Gary has now delivered the brief that will make up our end of year project for VFX. The goal is to shoot our own footage (around 5-10 seconds) that will be altered using After Effects using all the tools we’ve learnt about thus far. The higher grades will come from making a piece good enough to convince an audience that your edits are seamless with the original footage. That…is a tall order for how inexperienced we all are and more of a worry that I want to attempt something bordering on magical/sci-fi effects.
There is no theme for the brief and we’re completely open to do anything we use, so nailing down an idea is going to take some time and research.

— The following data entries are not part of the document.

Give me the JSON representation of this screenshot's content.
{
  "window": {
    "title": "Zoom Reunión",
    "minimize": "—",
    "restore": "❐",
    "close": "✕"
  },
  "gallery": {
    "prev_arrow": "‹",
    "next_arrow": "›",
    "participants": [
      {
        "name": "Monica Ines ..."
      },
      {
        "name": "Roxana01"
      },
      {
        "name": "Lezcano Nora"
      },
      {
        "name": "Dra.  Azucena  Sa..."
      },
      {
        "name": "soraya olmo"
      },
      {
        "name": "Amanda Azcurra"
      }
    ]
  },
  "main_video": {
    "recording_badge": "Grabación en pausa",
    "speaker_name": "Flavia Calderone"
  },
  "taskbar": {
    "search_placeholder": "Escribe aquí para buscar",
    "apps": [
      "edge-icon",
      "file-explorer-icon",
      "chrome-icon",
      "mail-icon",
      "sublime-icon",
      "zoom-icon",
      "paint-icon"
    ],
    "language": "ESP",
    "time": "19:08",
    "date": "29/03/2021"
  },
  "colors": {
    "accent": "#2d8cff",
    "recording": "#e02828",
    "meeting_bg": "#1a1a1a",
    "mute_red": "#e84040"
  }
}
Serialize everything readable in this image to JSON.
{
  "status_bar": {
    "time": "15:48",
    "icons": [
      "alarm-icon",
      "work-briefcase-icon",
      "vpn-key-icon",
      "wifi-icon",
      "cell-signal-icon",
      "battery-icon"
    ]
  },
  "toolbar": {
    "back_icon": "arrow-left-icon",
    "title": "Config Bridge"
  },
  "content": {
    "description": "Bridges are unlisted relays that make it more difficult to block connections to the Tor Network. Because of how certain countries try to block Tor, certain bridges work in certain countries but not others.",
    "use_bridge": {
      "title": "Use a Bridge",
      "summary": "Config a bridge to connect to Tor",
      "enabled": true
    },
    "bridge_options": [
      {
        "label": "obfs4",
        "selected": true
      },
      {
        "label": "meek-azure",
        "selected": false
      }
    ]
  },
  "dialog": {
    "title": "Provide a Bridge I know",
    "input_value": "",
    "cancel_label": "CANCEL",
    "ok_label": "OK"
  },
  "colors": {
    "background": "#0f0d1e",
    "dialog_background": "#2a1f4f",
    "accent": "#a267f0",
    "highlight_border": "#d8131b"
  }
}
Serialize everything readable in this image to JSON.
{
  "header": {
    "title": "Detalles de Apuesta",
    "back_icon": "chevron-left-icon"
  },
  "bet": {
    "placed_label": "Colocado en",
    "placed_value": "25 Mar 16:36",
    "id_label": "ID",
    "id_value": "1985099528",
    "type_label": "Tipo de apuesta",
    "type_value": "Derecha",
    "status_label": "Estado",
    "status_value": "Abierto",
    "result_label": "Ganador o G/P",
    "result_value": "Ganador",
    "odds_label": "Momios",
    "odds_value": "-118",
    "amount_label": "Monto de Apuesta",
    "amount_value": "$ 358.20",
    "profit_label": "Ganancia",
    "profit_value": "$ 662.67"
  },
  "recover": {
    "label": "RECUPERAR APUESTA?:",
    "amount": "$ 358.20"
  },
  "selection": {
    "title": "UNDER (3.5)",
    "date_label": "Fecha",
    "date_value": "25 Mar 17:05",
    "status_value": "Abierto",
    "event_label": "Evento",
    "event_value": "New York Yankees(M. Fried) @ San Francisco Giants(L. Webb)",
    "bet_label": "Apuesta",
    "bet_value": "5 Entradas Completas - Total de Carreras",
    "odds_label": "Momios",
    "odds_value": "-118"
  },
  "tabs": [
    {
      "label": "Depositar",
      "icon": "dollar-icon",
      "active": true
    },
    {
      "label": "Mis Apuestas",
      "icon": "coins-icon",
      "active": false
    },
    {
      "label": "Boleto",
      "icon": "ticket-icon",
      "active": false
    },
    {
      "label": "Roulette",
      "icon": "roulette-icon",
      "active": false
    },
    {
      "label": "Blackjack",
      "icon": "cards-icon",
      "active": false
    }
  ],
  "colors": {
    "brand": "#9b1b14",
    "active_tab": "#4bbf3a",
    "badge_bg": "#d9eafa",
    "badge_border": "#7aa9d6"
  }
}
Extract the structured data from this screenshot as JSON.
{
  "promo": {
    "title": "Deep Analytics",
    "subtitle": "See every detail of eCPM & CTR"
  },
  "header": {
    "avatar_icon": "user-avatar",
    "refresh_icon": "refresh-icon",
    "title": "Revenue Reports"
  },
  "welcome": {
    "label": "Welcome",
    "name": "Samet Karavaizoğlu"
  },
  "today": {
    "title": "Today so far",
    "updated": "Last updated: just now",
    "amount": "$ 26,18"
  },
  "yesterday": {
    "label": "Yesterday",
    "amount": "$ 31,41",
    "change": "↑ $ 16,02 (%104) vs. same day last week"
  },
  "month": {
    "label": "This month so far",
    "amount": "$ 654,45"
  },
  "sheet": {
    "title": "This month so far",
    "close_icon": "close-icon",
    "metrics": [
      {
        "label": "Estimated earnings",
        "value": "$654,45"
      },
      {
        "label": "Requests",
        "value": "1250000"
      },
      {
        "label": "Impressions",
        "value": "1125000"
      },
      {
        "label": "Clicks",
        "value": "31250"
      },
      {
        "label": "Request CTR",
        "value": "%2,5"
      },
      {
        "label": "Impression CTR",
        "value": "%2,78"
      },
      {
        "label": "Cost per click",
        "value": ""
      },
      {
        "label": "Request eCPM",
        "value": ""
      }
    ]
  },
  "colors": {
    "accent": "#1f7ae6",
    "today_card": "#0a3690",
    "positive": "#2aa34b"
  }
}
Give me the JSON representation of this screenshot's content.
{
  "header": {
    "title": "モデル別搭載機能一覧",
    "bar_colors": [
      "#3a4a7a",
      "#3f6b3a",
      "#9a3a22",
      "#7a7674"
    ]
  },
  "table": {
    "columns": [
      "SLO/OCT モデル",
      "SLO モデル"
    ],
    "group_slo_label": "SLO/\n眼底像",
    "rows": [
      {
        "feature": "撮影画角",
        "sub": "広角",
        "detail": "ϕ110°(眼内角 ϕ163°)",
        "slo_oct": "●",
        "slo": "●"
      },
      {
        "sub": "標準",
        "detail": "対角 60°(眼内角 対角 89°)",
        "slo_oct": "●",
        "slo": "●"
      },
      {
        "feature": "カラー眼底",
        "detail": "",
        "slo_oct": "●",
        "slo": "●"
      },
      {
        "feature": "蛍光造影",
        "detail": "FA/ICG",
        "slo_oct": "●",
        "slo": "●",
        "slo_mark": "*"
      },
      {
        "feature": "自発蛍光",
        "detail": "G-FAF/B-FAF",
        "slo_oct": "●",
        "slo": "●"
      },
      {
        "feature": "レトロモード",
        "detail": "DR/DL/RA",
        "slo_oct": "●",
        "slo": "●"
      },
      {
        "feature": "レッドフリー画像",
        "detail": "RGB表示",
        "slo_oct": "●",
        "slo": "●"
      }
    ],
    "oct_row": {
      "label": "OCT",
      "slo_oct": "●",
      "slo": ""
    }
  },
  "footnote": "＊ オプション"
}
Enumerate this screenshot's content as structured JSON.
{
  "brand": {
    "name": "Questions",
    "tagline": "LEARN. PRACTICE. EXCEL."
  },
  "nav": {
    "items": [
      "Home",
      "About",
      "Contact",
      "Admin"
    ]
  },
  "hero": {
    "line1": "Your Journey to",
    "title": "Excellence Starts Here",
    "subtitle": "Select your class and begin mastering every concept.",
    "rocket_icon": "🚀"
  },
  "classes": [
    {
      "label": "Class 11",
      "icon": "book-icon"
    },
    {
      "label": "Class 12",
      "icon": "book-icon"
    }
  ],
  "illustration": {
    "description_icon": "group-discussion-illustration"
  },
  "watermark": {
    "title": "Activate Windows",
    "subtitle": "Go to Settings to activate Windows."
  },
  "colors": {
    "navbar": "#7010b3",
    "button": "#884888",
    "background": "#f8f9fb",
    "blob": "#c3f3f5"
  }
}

Next week we’ll be looking at some magical effects as a class tutorial so I’ll be waiting to take that into account before fully finishing this post.
As a sideline, there are some things to accomplish before shooting even takes place:
- A synopsis of the project
- Storyboards based on the synopsis
- Use correct terminology for your camera shots
- Consider what VFX you want to achieve, do your research
- Search for reference material to help with the above
Since I don’t have a formed idea yet, here is a list of the shot terminologies given to us by Gary:
- Long shot – this is sometimes called a full shot or a wide shot – it will show the “entire object or human figure and is usually intended to place it in relation to its surroundings”
- Wide shot (WS) – subject is comfortably in the frame
- Very wide shot (VWS) – subject is just visible in the location
- Extreme wide shot (EWS) – shot is so far the subject is no longer visible
- Establishing shot (ES) – used to display the location and is usually the first shot of a new scene
- Master shot (MS) – similar to ES, but all relevant characters are in frame (usually for the duration of the scene)
- Medium shot – this is usually used when there is dialogue in the scene or a smaller group of people as the focus – gives a partial view of the background, but focuses on the actors, their expressions and body language, etc.
- Singles – this medium shot would be waist-high of one actor
- Group shots – would consist of three or more actors
- Over-the-shoulders – taken from the perspective of the shoulder of a person in the scene, with the back of the head and shoulder still visible in frame
- Two-shots – this would feature two people; a good example of this would be an on-air interview with the two people facing one another sitting in chairs
- Close-up shot – this will tightly frame a person or object and show the most detail, but don’t show the broader scene – the subject shouldn’t actually be in the exact middle of the frame, but rather use the “law of golden section” to be placed
- Medium close-up (MCU) – halfway between a mid-shot and a close-up, including the subject’s head and shoulders
- Close-up (CU) – a certain part of the subject (such as a person’s head) takes up the entirety of the frame
- Extreme close-up (ECU or XCU) – a very tight shot that focuses on an extreme detail of the subject (such as a person’s eyes)
Also mentioned were:
- Panning – this is when the camera is rotating or pivoting horizontally from a fixed position – it’s actually short for panorama, which would mean it’s an expansive view that goes beyond the viewer’s gaze and they would have to turn their head to take it all in, this shouldn’t be confused with tracking, where the camera pivots as well as follows the subject, so it’s physically moved in relation to the subject’s position
- Tilting – very similar to panning, except the camera is moved vertically from a fixed position
- Zoom in/out – this is pretty self-explanatory, but it’s when a camera lens is used to magnify or de-magnify the center of the shot – it could make the subject more or less prominent in the frame
To end this week I began digging through videocopilot, productioncrate and youtube to look at tutorials for inspiration.